Our country’s businesses will continue to efficiently deliver goods and services wanted by our citizens. Metaphorically, these commercial “cows” will live for centuries and give ever greater quantities of “milk” to boot. Their value will be determined not by the medium of exchange but rather by their capacity to deliver milk. Proceeds from the sale of the milk will compound for the owners of the cows, just as they did during the 20th century when the Dow increased from 66 to 11,497 (and paid loads of dividends as well). Berkshire’s goal will be to increase its ownership of first-class businesses. Our first choice will be to own them in their entirety – but we will also be owners by way of holding sizable amounts of marketable stocks. I believe that over any extended period of time this category of investing will prove to be the runaway winner among the three we’ve examined. More important, it will be by far the safest.

In our opinion, Buffett is the greatest stock picker of all-time and his portfolio is loaded with undervalued US large Cap stocks. Those who suffer from “rational despair” are massively over-weighted in the currency and unproductive assets that Buffett is warning everyone about.
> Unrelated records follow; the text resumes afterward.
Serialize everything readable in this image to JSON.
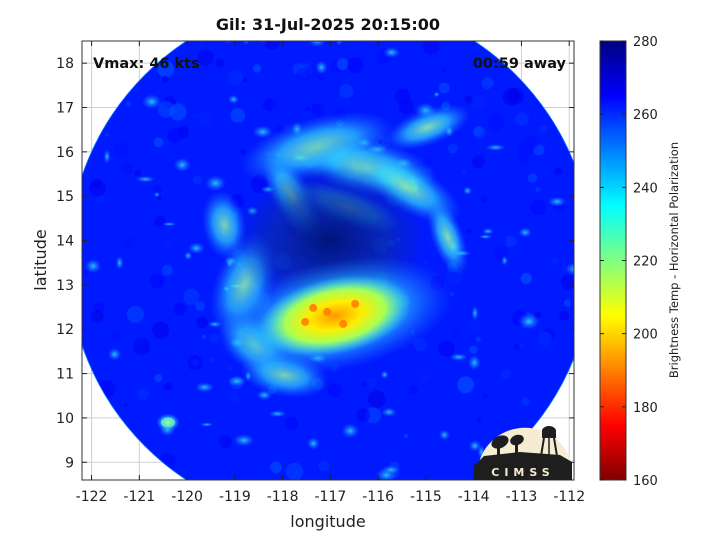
{
  "chart_data": {
    "type": "heatmap",
    "title": "Gil: 31-Jul-2025 20:15:00",
    "storm_name": "Gil",
    "valid_time": "31-Jul-2025 20:15:00",
    "xlabel": "longitude",
    "ylabel": "latitude",
    "xlim": [
      -122.2,
      -111.9
    ],
    "ylim": [
      8.6,
      18.5
    ],
    "xticks": [
      -122,
      -121,
      -120,
      -119,
      -118,
      -117,
      -116,
      -115,
      -114,
      -113,
      -112
    ],
    "yticks": [
      9,
      10,
      11,
      12,
      13,
      14,
      15,
      16,
      17,
      18
    ],
    "grid": true,
    "annotations": {
      "vmax_label": "Vmax: 46 kts",
      "time_offset_label": "00:59 away"
    },
    "colorbar": {
      "label": "Brightness Temp - Horizontal Polarization",
      "range": [
        160,
        280
      ],
      "ticks": [
        160,
        180,
        200,
        220,
        240,
        260,
        280
      ],
      "colors": [
        "#800000",
        "#ff0000",
        "#ff8000",
        "#ffff00",
        "#80ff80",
        "#00ffff",
        "#0080ff",
        "#0000ff",
        "#000080"
      ]
    },
    "swath": {
      "center_lon": -117.0,
      "center_lat": 13.55,
      "radius_deg": 5.5,
      "background_temp": 262,
      "features": [
        {
          "name": "eye",
          "lon": -117.0,
          "lat": 14.0,
          "temp": 272
        },
        {
          "name": "eyewall-south",
          "lon": -116.9,
          "lat": 12.3,
          "temp": 200
        },
        {
          "name": "rainband-north",
          "lon": -115.8,
          "lat": 15.2,
          "temp": 238
        },
        {
          "name": "rainband-west",
          "lon": -118.8,
          "lat": 13.0,
          "temp": 242
        }
      ]
    },
    "logo": {
      "text": "CIMSS"
    }
  }
}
They are just like the bitter former lovers in the song who “wouldn’t catch you hung up on somebody that you used to know”. It is so ironic that investors today are having a love affair with the same asset-class allocation as they did in 1982 (Gold and Commodities). We believe the circumstances today scream for a new love affair to start between investors and US large cap stock pickers. Look at the long-term correlation chart below:

Source: The Big Picture, http://www.ritholtz.com/blog/2011/12/correlation-in-the-markets/

Our advice is to avoid stock pickers when stocks are expensive and correlations are low and milk them for years when correlations are high, like they are now. Correlations were the highest historically in 1982, 1987, 2002-03 and 2008-09. All these instances were around major US stock market low points. It might be time for asset allocators to “collect your records and then change your number” when it comes to US large cap and US large cap stock pickers. In that way you won’t have to look back ten years from now and view US large cap stocks and stock pickers as “just somebody that I used to know”.

Best Wishes,

William Smead

The information contained in this missive represents SCM’s opinions, and should not be construed as personalized or individualized investment advice. Past performance is no guarantee of future results.  It should not be assumed that investing in any securities we recommend will or will not be profitable. A list of all recommendations made by Smead Capital Management within the past twelve month period is available upon request.